As before, Art History majors must take 10 courses; now, however, the combined track requires students to take at least one course in four of five geographic regions—Americas, Europe, Africa, East Asia, South Asia—and at least one course in three of four historical periods—ancient, medieval, early modern, and modern. Kuenzli emphasized that majors are expected to find a focus that ties together much of their studies, especially through the electives that they choose. The requirements for the minor’s six courses have also shifted to include at least one course from three of the five geographic areas, as well as at least one course from two of the four historical periods.

Nicole Boyd ’18, who was an Art History major at Wesleyan, is excited about the breadth of study that the new requirements will create for undergraduates.

“I think the idea of doing away with the Western art concentration, East Asian art concentration, I feel like that’s a very productive thing because it takes away the pressure of potential art historians, or students of art history—especially young students of art history—it takes away the pressure of defining themselves or relegating themselves to one area,” Boyd said. “Or defining themselves and defining strands of art history as separate things.”
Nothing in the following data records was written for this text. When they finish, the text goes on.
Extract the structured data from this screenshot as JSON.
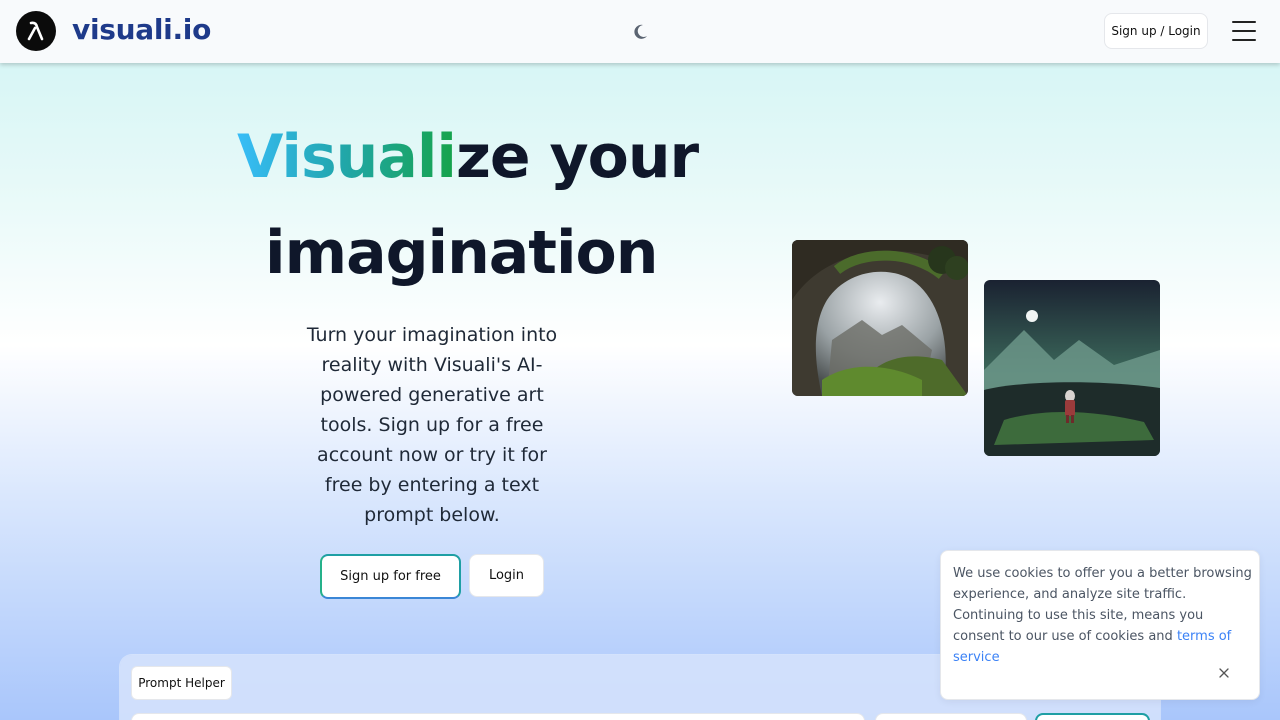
{
  "header": {
    "brand": "visuali.io",
    "logo_icon": "lambda-logo-icon",
    "theme_icon": "moon-icon",
    "signup_login_label": "Sign up / Login",
    "menu_icon": "hamburger-menu-icon"
  },
  "hero": {
    "title_gradient": "Visuali",
    "title_rest": "ze your",
    "title_line2": "imagination",
    "description": "Turn your imagination into reality with Visuali's AI-powered generative art tools. Sign up for a free account now or try it for free by entering a text prompt below.",
    "signup_free_label": "Sign up for free",
    "login_label": "Login"
  },
  "prompt": {
    "helper_label": "Prompt Helper"
  },
  "cookie": {
    "text": "We use cookies to offer you a better browsing experience, and analyze site traffic. Continuing to use this site, means you consent to our use of cookies and ",
    "link_text": "terms of service",
    "close_icon": "close-icon"
  },
  "colors": {
    "brand": "#1e3a8a",
    "accent_teal": "#1f9fa4",
    "gradient_start": "#38bdf8",
    "gradient_end": "#16a34a",
    "link": "#3b82f6"
  }
}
Boyd lauded the resources available to art history students, particularly the collection at the Davison Art Center and fellowships, which she perceives to be relatively accessible in comparison to those at peer institutions. She was granted a Paoletti Fellowship in order to travel the summer before her senior year to research for her thesis, which allowed her for greater specialization in addition to the broader topics that she explored in her courses.
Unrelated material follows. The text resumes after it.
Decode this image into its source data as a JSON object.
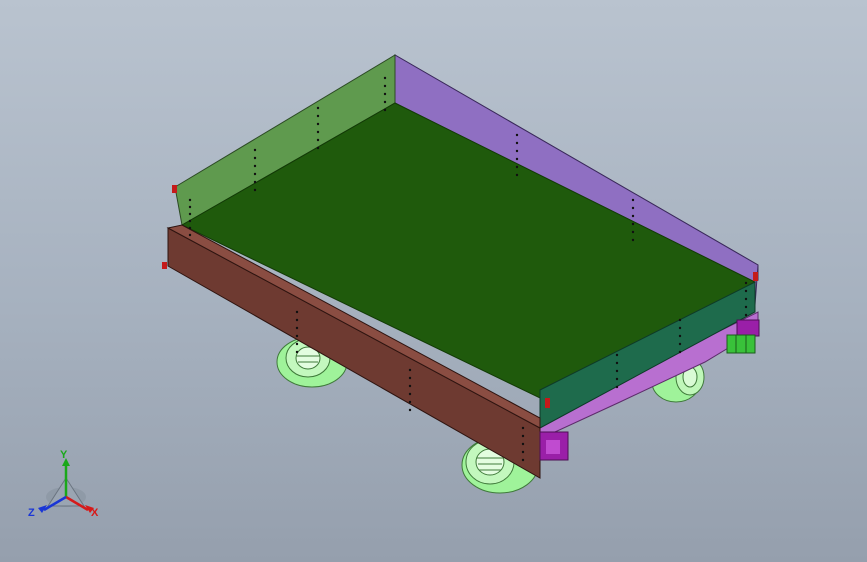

“Even though those concentrations existed, I never felt as though I was being relegated to one area,” Boyd recalled. “There was always the requirement to study the art of Africa or African diaspora or Asian art. So that always existed. So I feel like, by the end of my four years studying art history…I felt like I had a very vast exposure to a lot of different kinds of visual cultures.”
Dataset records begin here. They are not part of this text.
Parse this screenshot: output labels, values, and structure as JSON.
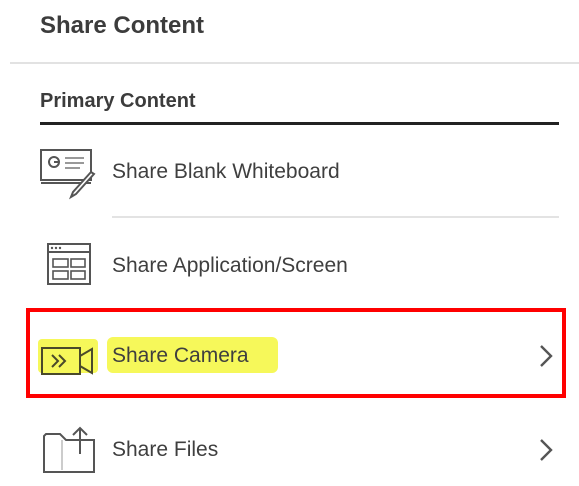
{
  "panel": {
    "title": "Share Content"
  },
  "section": {
    "label": "Primary Content"
  },
  "items": [
    {
      "label": "Share Blank Whiteboard",
      "icon": "whiteboard-icon",
      "has_chevron": false
    },
    {
      "label": "Share Application/Screen",
      "icon": "application-screen-icon",
      "has_chevron": false
    },
    {
      "label": "Share Camera",
      "icon": "camera-icon",
      "has_chevron": true,
      "highlighted": true
    },
    {
      "label": "Share Files",
      "icon": "files-folder-icon",
      "has_chevron": true
    }
  ],
  "colors": {
    "highlight_box": "#ff0000",
    "text_highlight": "#f6f85a",
    "text": "#3f3f3f",
    "icon_stroke": "#555555"
  }
}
The Art History Department has always allowed students to explore various areas of study within the major or minor. Students like Art History minor Ezra Burstein ’20 applaud the department’s efforts to showcase diverse eras and regions of art history.

“Art history has such a problematic history…when you get into indigenous or non-Western art, so treading cautiously makes sense to me, and precision and diversity, both those things are key to have a 21st-century liberal arts education in art history,” Burstein said.

“If we were to have native art from North and South American communities, we would need a scholar who specializes in that and I don’t know what departmentally, financially, it would mean to get someone to do that,” he continued. “But, of course, I would love to see much more non-canon Western art represented. I still think the department has done very good at being diverse.”

In changing the requirements, Kuenzli hopes that the University’s Art History Department can move toward a more globalized perspective.

“The arrival of new faculty, and the expectation of additional positions, created an opportunity to examine our curriculum to ensure that it reflects the strengths and commitments of our new and existing faculty as well as recent developments in our discipline,” Kuenzli wrote. “These changes represent the outcome of two years of discussion. We certainly explored other scenarios, but in the end, the redefinition of categories of concentration and electives that we arrived at were met with unanimous support among our faculty.”